Alors qu’elle est utilisée massivement à partir de 1860, les premières alertes sur sa dangerosité et le lien entre amiante et surmortalité pulmonaire datent de 1906 ! Pourtant, il faut attendre 1973 pour que l’Organisation Mondiale de la Santé (OMS) classe cancérigènes toutes les variétés d’amiante. En France, vingt ans et les révélations d’un rapport d’expertise de l'Inserm prédisant au moins 100 000 morts à l’horizon 2025-2030 plus tard, l’amiante est interdite en 1996.Sept autres pays européens l’avaient précédée dans cette interdiction. En 2005, c’est au tour de l’Union européenne de prononcer son interdiction complète.
Le fléau de l’amiante aurait pu être évité. Mais des industriels, des lobbys, des médecins et des responsables politiques ont volontairement retardé l’interdiction du matériau en France, se rendant directement coupables de la mort de milliers de personnes.
Les industriels ont passé des décennies à minimiser le danger, pour empêcher qu’on les prive de leur « or blanc ». Un lobby a été financé pour ça : le Comité permanent amiante (CPA). Ce Comité a encouragé pendant 20 ans, avant sa dissolution en 1995, un « usage raisonné » de l’amiante au nom de la préservation de l’emploi industriel. Le Sénat a jugé en 2005 que cette organisation avait été un « modèle de lobbying et de manipulation ». De nombreux syndicats et médecins se sont tus, face à un fléau évident.
Alors qu’au niveau européen se discute actuellement le renouvellement de l’autorisation du glyphosate - un herbicide dangereux classé comme cancérigène probable - les atermoiements sur l’interdiction de l’amiante, la priorité donnée alors aux enjeux économiques plutôt qu'aux conséquences sanitaires, le poids disproportionné accordé aux arguments des industriels, et les morts qui s’en suivirent, semblent n’avoir pas servi de leçons. Cette recherche de profit et ce cynisme me dégoûtent !

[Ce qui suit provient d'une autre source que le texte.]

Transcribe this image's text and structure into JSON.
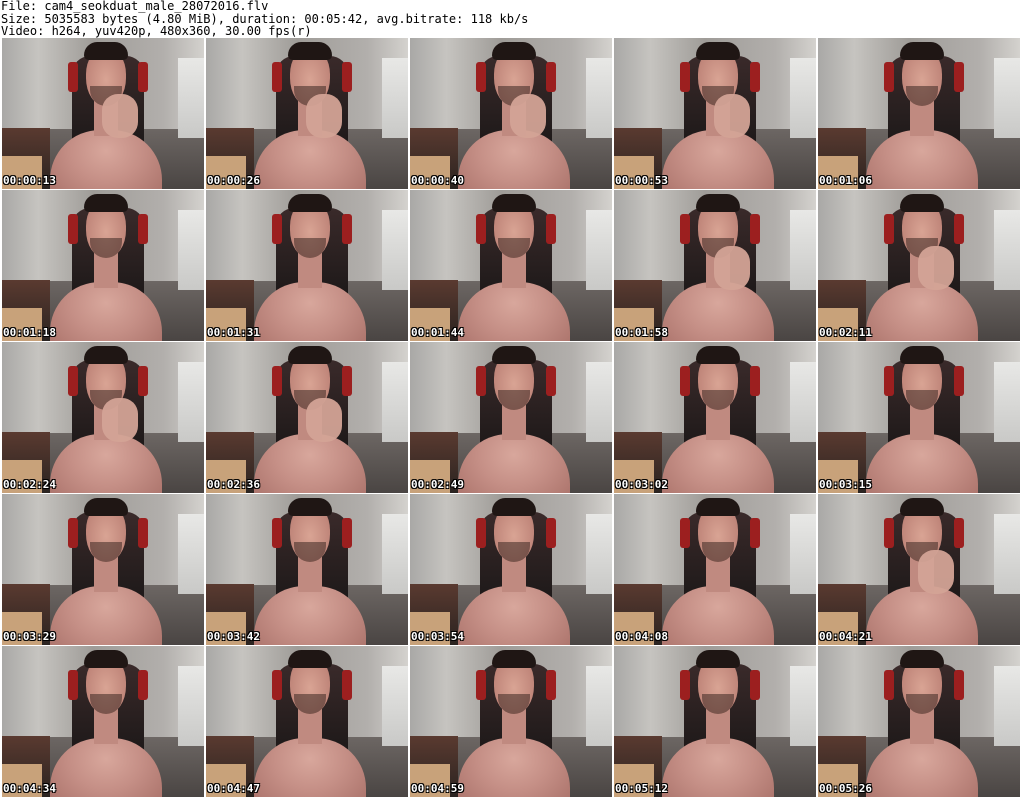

Il m’importe également ici de saluer le combat des veuves de l’amiante
Dans le département du Nord, le taux d’incidence des cancers est supérieur de 25% à la moyenne nationale, officiellement à cause du tabac, selon Santé publique France. Ce déni de réalité, doublé d’un certain mépris de classe, est insupportable. Depuis 25 ans, les veuves des ouvriers des chantiers navals ou des usines sidérurgiques de Dunkerque se battent pour obtenir un procès pénal.
Plus de 2.000 victimes de l’amiante, organisées au sein de l’Ardeva (association régional de défense des victimes de l’amiante du Nord- Pas-de-Calais), ont déposé plainte par citation directe pour faire juger au pénal 14 personnes (anciens représentant·es de ministères, dirigeant·es d’entreprises, médecins) qui auraient entravé le processus d’interdiction de l’amiante.
Le tribunal correctionnel de Paris a prononcé le 19 mai 2023 l’irrecevabilité de la procédure. Il n’y aura donc pas de procès pénal dans l’immédiat. Le combat continue !
Un procès ne fera revenir personne. Mais c’est pour les victimes et leurs proches l’occasion de dénoncer et prouver les responsabilités de chacun·e, responsables politiques, industriel·les etc., de faire entendre leur calvaire, d’obtenir des excuses, peut-être. Un procès, c’est aussi dire : “si vous répandez des produits dangereux pour la santé humaine, vous serez puni·es”. A l’heure, où la Commission européenne s’apprête à renouveler pour 10 ans l’autorisation de marché du glyphosate, cancérigène avéré épandu au péril des vies des agriculteur·rices et de la biodiversité, ce message est primordial.